I'm pretty sure you lost the sign on your A.

3. Feb 27, 2015

### QuantumCurt

Are you sure? I just pulled it out in front of the whole fraction when I substituted the numerical values in.

$$-\frac{1}{x}+9\int[\frac{C}{x-3}+\frac{A}{x}+\frac{B}{x^2}]dx$$
$$-\frac{1}{x}+9\int[\frac{\frac{1}{9}}{x-3}-\frac{\frac{1}{9}}{x}-\frac{\frac{1}{3}}{x^2}]dx$$

4. Feb 27, 2015

### Staff: Mentor

@QuantumCurt, I haven't checked your work... When you use decomposition by partial fractions, it's a good idea to check your work by adding the (in this case, 3) fractions to make sure you end up with what you started.

5. Feb 27, 2015

### MostlyHarmless

Sorry, I missed that you switched the order of A and C.

6. Feb 27, 2015

### QuantumCurt

@Mark44 , that's good advice. I hadn't added the decomposition back together to check that it came out the same. I just checked it, and it does indeed come out the same.

7. Feb 27, 2015

### Staff: Mentor

OK, then since the numbers check, you can check your integration by taking the derivative of your answer. With a bit of albebraic manipulation, you should be able to get back to the original integrand.

8. Feb 27, 2015

### QuantumCurt

Also good advice. I just took the derivative of my answer, and after combining the fractions I ended up with my original function.

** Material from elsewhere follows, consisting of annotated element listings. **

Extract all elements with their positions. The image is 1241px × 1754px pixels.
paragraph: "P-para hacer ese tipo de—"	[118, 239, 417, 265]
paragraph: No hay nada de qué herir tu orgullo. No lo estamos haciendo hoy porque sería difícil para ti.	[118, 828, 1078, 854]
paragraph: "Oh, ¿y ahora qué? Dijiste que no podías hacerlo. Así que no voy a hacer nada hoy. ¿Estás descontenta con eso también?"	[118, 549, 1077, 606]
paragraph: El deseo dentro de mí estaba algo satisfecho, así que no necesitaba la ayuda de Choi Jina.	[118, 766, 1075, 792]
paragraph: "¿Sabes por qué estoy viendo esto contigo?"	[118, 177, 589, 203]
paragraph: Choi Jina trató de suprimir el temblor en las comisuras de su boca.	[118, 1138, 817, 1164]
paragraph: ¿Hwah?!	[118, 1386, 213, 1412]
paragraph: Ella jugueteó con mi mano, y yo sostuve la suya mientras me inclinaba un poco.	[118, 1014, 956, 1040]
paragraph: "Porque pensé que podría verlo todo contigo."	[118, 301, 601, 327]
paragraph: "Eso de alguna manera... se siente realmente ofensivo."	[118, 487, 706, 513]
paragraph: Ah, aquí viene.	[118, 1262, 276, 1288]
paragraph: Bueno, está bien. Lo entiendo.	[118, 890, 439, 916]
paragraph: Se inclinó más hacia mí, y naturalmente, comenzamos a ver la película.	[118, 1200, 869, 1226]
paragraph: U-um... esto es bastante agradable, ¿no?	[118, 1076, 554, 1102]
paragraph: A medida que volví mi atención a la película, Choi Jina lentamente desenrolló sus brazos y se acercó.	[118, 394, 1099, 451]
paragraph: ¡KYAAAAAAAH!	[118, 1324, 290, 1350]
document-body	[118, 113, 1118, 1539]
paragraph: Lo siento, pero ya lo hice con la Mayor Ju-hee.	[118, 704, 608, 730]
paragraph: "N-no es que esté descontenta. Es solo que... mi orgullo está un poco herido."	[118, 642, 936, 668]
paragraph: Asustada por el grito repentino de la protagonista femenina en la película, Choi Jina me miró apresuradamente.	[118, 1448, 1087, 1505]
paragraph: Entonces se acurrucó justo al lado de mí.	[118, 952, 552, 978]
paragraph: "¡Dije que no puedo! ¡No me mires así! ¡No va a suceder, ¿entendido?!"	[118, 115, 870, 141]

So...am I right in thinking that Wolfram might simply be getting this one wrong?

9. Feb 27, 2015

### Dick

You are both somewhat right. The derivative of log(3-x) is the same as the derivative of log(x-3). The usual thing is to write the integral of 1/(x-3) as log(|x-3|).

10. Feb 27, 2015

### QuantumCurt

Now that you mention that...I recall encountering this issue with Wolfram before when functions have integrated to logarithms. It often seems to put it in the log(c-x) form rather than log(x-c).

11. Feb 27, 2015

### QuantumCurt

Thanks for the help everyone!

I just finished my retro calculus assignment, and that was the only one that I got hung up on. Good to know that I still remember all of this stuff from calculus 2.